Únicamente aquel que conoce los corazones puede juzgar con justicia. Yo no desearía ser juzgado por mi conducta externa porque a veces ésta no expresa mi verdadero yo, y sospecho que sucede igual con usted.

En el capítulo 18 de Génesis encontramos una maravillosa descripción del Señor. El versículo 25 dice: «El Juez de toda la Tierra; ¿no ha de hacer lo que es justo?» El juicio de Dios siempre es completamente justo. Conoce infaliblemente lo que está en el corazón de los hombres. El sabe por qué las personas hacen lo que hacen. El sabe, por ejemplo, que no es una gran virtud cristiana el que yo no pierda los estribos muy a menudo. No es porque yo tenga un gran dominio propio. La verdad es que no estoy hecho de esa forma. Si la gente quiere alabarme por mi dominio propio, Dios sabe (aunque yo no se los confiese) que mantener la calma no es una gran virtud para mí porque nunca he tenido problemas con eso.

Hay otras personas, sin embargo, que tienen graves problemas con sus temperamentos. Y aunque pierdan ocasionalmente el control, ante los ojos de Dios habrán logrado un mayor progreso porque Dios sabe infaliblemente las dificultades contra las que luchan, del que yo jamás llegase a tener en esa misma área durante toda mi vida. Nuestros juicios están limitados por las apariencias externas y a menudo estas son erróneas.

La pajita y la viga

Romanos 2 apunta otro problema en este asunto del juicio que es a menudo observado por los sicólogos. Hay una tendencia en la gente de juzgar a otros por las cosas que ellos mismos hacen – ven la pajita en el ojo del otro, mientras permanecen convenientemente ciegos a la viga que está en el suyo. Jesús dijo: «Y ¿por qué miras la pajita que está en el ojo de tu hermano, y no te das cuenta de la viga que está en tu propio ojo?» (Mateo 7:3). El significado es tan obvio que no lo comentaremos.

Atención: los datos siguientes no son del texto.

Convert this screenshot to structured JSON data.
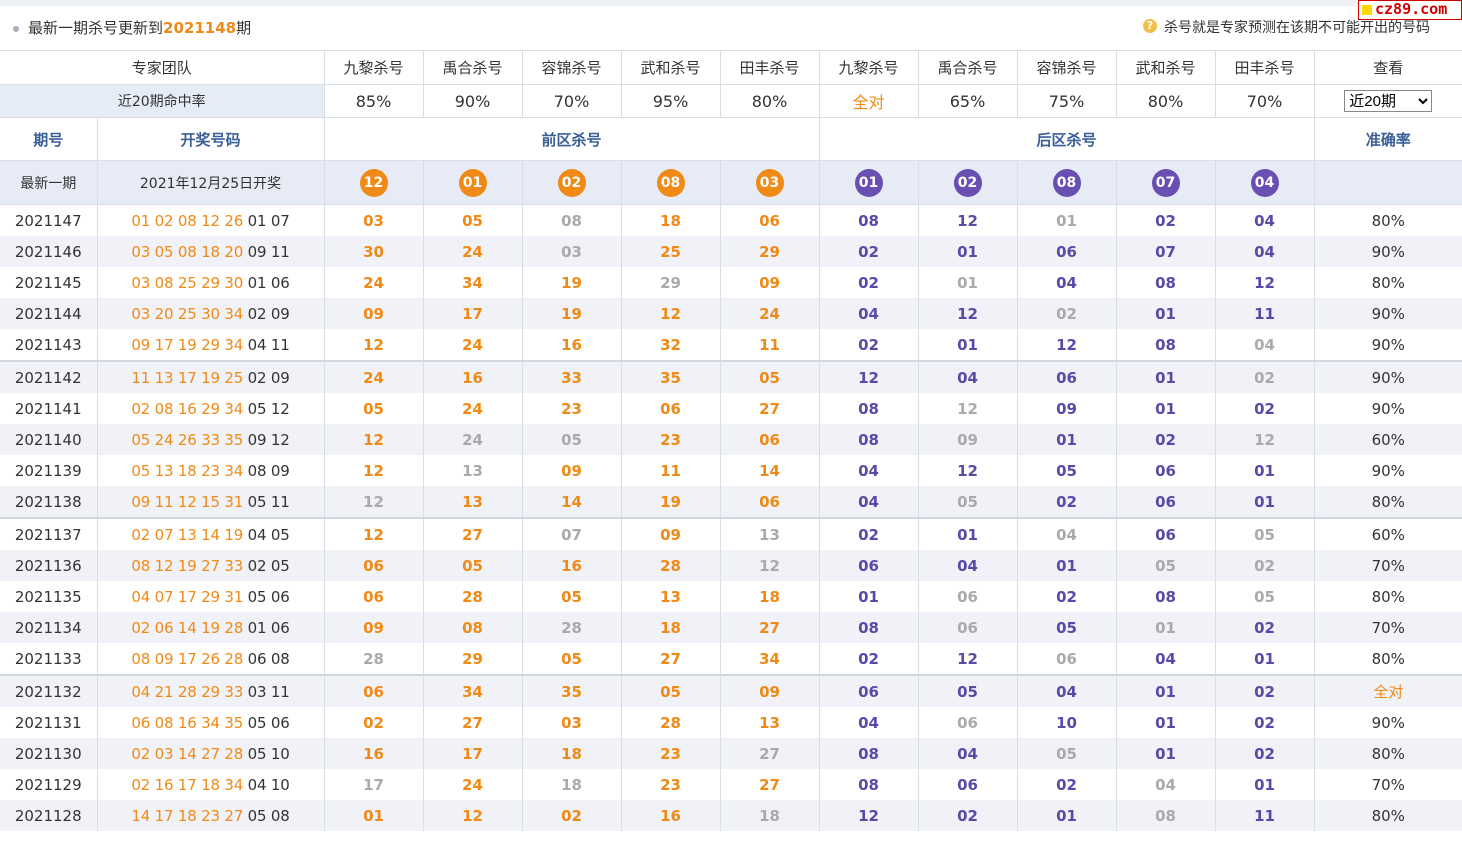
{
  "header": {
    "title_prefix": "最新一期杀号更新到",
    "latest_issue": "2021148",
    "title_suffix": "期",
    "help_icon": "?",
    "tip": "杀号就是专家预测在该期不可能开出的号码",
    "brand": "cz89.com"
  },
  "team_row": {
    "label": "专家团队",
    "experts": [
      "九黎杀号",
      "禹合杀号",
      "容锦杀号",
      "武和杀号",
      "田丰杀号",
      "九黎杀号",
      "禹合杀号",
      "容锦杀号",
      "武和杀号",
      "田丰杀号"
    ],
    "view": "查看"
  },
  "rate_row": {
    "label": "近20期命中率",
    "rates": [
      "85%",
      "90%",
      "70%",
      "95%",
      "80%",
      "全对",
      "65%",
      "75%",
      "80%",
      "70%"
    ],
    "select_value": "近20期"
  },
  "section_row": {
    "issue": "期号",
    "draw": "开奖号码",
    "front": "前区杀号",
    "back": "后区杀号",
    "accuracy": "准确率"
  },
  "latest_row": {
    "label": "最新一期",
    "draw_date": "2021年12月25日开奖",
    "front_kills": [
      "12",
      "01",
      "02",
      "08",
      "03"
    ],
    "back_kills": [
      "01",
      "02",
      "08",
      "07",
      "04"
    ]
  },
  "rows": [
    {
      "issue": "2021147",
      "front": "01 02 08 12 26",
      "back": "01 07",
      "kills": [
        "03",
        "05",
        "08",
        "18",
        "06",
        "08",
        "12",
        "01",
        "02",
        "04"
      ],
      "miss": [
        2,
        7
      ],
      "acc": "80%"
    },
    {
      "issue": "2021146",
      "front": "03 05 08 18 20",
      "back": "09 11",
      "kills": [
        "30",
        "24",
        "03",
        "25",
        "29",
        "02",
        "01",
        "06",
        "07",
        "04"
      ],
      "miss": [
        2
      ],
      "acc": "90%"
    },
    {
      "issue": "2021145",
      "front": "03 08 25 29 30",
      "back": "01 06",
      "kills": [
        "24",
        "34",
        "19",
        "29",
        "09",
        "02",
        "01",
        "04",
        "08",
        "12"
      ],
      "miss": [
        3,
        6
      ],
      "acc": "80%"
    },
    {
      "issue": "2021144",
      "front": "03 20 25 30 34",
      "back": "02 09",
      "kills": [
        "09",
        "17",
        "19",
        "12",
        "24",
        "04",
        "12",
        "02",
        "01",
        "11"
      ],
      "miss": [
        7
      ],
      "acc": "90%"
    },
    {
      "issue": "2021143",
      "front": "09 17 19 29 34",
      "back": "04 11",
      "kills": [
        "12",
        "24",
        "16",
        "32",
        "11",
        "02",
        "01",
        "12",
        "08",
        "04"
      ],
      "miss": [
        9
      ],
      "acc": "90%"
    },
    {
      "issue": "2021142",
      "front": "11 13 17 19 25",
      "back": "02 09",
      "kills": [
        "24",
        "16",
        "33",
        "35",
        "05",
        "12",
        "04",
        "06",
        "01",
        "02"
      ],
      "miss": [
        9
      ],
      "acc": "90%"
    },
    {
      "issue": "2021141",
      "front": "02 08 16 29 34",
      "back": "05 12",
      "kills": [
        "05",
        "24",
        "23",
        "06",
        "27",
        "08",
        "12",
        "09",
        "01",
        "02"
      ],
      "miss": [
        6
      ],
      "acc": "90%"
    },
    {
      "issue": "2021140",
      "front": "05 24 26 33 35",
      "back": "09 12",
      "kills": [
        "12",
        "24",
        "05",
        "23",
        "06",
        "08",
        "09",
        "01",
        "02",
        "12"
      ],
      "miss": [
        1,
        2,
        6,
        9
      ],
      "acc": "60%"
    },
    {
      "issue": "2021139",
      "front": "05 13 18 23 34",
      "back": "08 09",
      "kills": [
        "12",
        "13",
        "09",
        "11",
        "14",
        "04",
        "12",
        "05",
        "06",
        "01"
      ],
      "miss": [
        1
      ],
      "acc": "90%"
    },
    {
      "issue": "2021138",
      "front": "09 11 12 15 31",
      "back": "05 11",
      "kills": [
        "12",
        "13",
        "14",
        "19",
        "06",
        "04",
        "05",
        "02",
        "06",
        "01"
      ],
      "miss": [
        0,
        6
      ],
      "acc": "80%"
    },
    {
      "issue": "2021137",
      "front": "02 07 13 14 19",
      "back": "04 05",
      "kills": [
        "12",
        "27",
        "07",
        "09",
        "13",
        "02",
        "01",
        "04",
        "06",
        "05"
      ],
      "miss": [
        2,
        4,
        7,
        9
      ],
      "acc": "60%"
    },
    {
      "issue": "2021136",
      "front": "08 12 19 27 33",
      "back": "02 05",
      "kills": [
        "06",
        "05",
        "16",
        "28",
        "12",
        "06",
        "04",
        "01",
        "05",
        "02"
      ],
      "miss": [
        4,
        8,
        9
      ],
      "acc": "70%"
    },
    {
      "issue": "2021135",
      "front": "04 07 17 29 31",
      "back": "05 06",
      "kills": [
        "06",
        "28",
        "05",
        "13",
        "18",
        "01",
        "06",
        "02",
        "08",
        "05"
      ],
      "miss": [
        6,
        9
      ],
      "acc": "80%"
    },
    {
      "issue": "2021134",
      "front": "02 06 14 19 28",
      "back": "01 06",
      "kills": [
        "09",
        "08",
        "28",
        "18",
        "27",
        "08",
        "06",
        "05",
        "01",
        "02"
      ],
      "miss": [
        2,
        6,
        8
      ],
      "acc": "70%"
    },
    {
      "issue": "2021133",
      "front": "08 09 17 26 28",
      "back": "06 08",
      "kills": [
        "28",
        "29",
        "05",
        "27",
        "34",
        "02",
        "12",
        "06",
        "04",
        "01"
      ],
      "miss": [
        0,
        7
      ],
      "acc": "80%"
    },
    {
      "issue": "2021132",
      "front": "04 21 28 29 33",
      "back": "03 11",
      "kills": [
        "06",
        "34",
        "35",
        "05",
        "09",
        "06",
        "05",
        "04",
        "01",
        "02"
      ],
      "miss": [],
      "acc": "全对"
    },
    {
      "issue": "2021131",
      "front": "06 08 16 34 35",
      "back": "05 06",
      "kills": [
        "02",
        "27",
        "03",
        "28",
        "13",
        "04",
        "06",
        "10",
        "01",
        "02"
      ],
      "miss": [
        6
      ],
      "acc": "90%"
    },
    {
      "issue": "2021130",
      "front": "02 03 14 27 28",
      "back": "05 10",
      "kills": [
        "16",
        "17",
        "18",
        "23",
        "27",
        "08",
        "04",
        "05",
        "01",
        "02"
      ],
      "miss": [
        4,
        7
      ],
      "acc": "80%"
    },
    {
      "issue": "2021129",
      "front": "02 16 17 18 34",
      "back": "04 10",
      "kills": [
        "17",
        "24",
        "18",
        "23",
        "27",
        "08",
        "06",
        "02",
        "04",
        "01"
      ],
      "miss": [
        0,
        2,
        8
      ],
      "acc": "70%"
    },
    {
      "issue": "2021128",
      "front": "14 17 18 23 27",
      "back": "05 08",
      "kills": [
        "01",
        "12",
        "02",
        "16",
        "18",
        "12",
        "02",
        "01",
        "08",
        "11"
      ],
      "miss": [
        4,
        8
      ],
      "acc": "80%"
    }
  ],
  "colors": {
    "front": "#f08a16",
    "back": "#6a4fb3",
    "miss": "#aaaaaa",
    "header_text": "#3a5f95"
  }
}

Romanos 2: 1 dice también: «Por lo cual, no tienes excusa tú que juzgas, quienquiera que seas pues al juzgar a otro, a ti mismo te condenas, porque tú que juzgas practicas las mismas cosas». Según Las Escrituras, cuando hacemos un juicio severo en contra de otra persona, nos estamos juzgando nosotros mismos. Las fallas que encontramos en los otros son las mismas cosas de las que nosotros somos culpables.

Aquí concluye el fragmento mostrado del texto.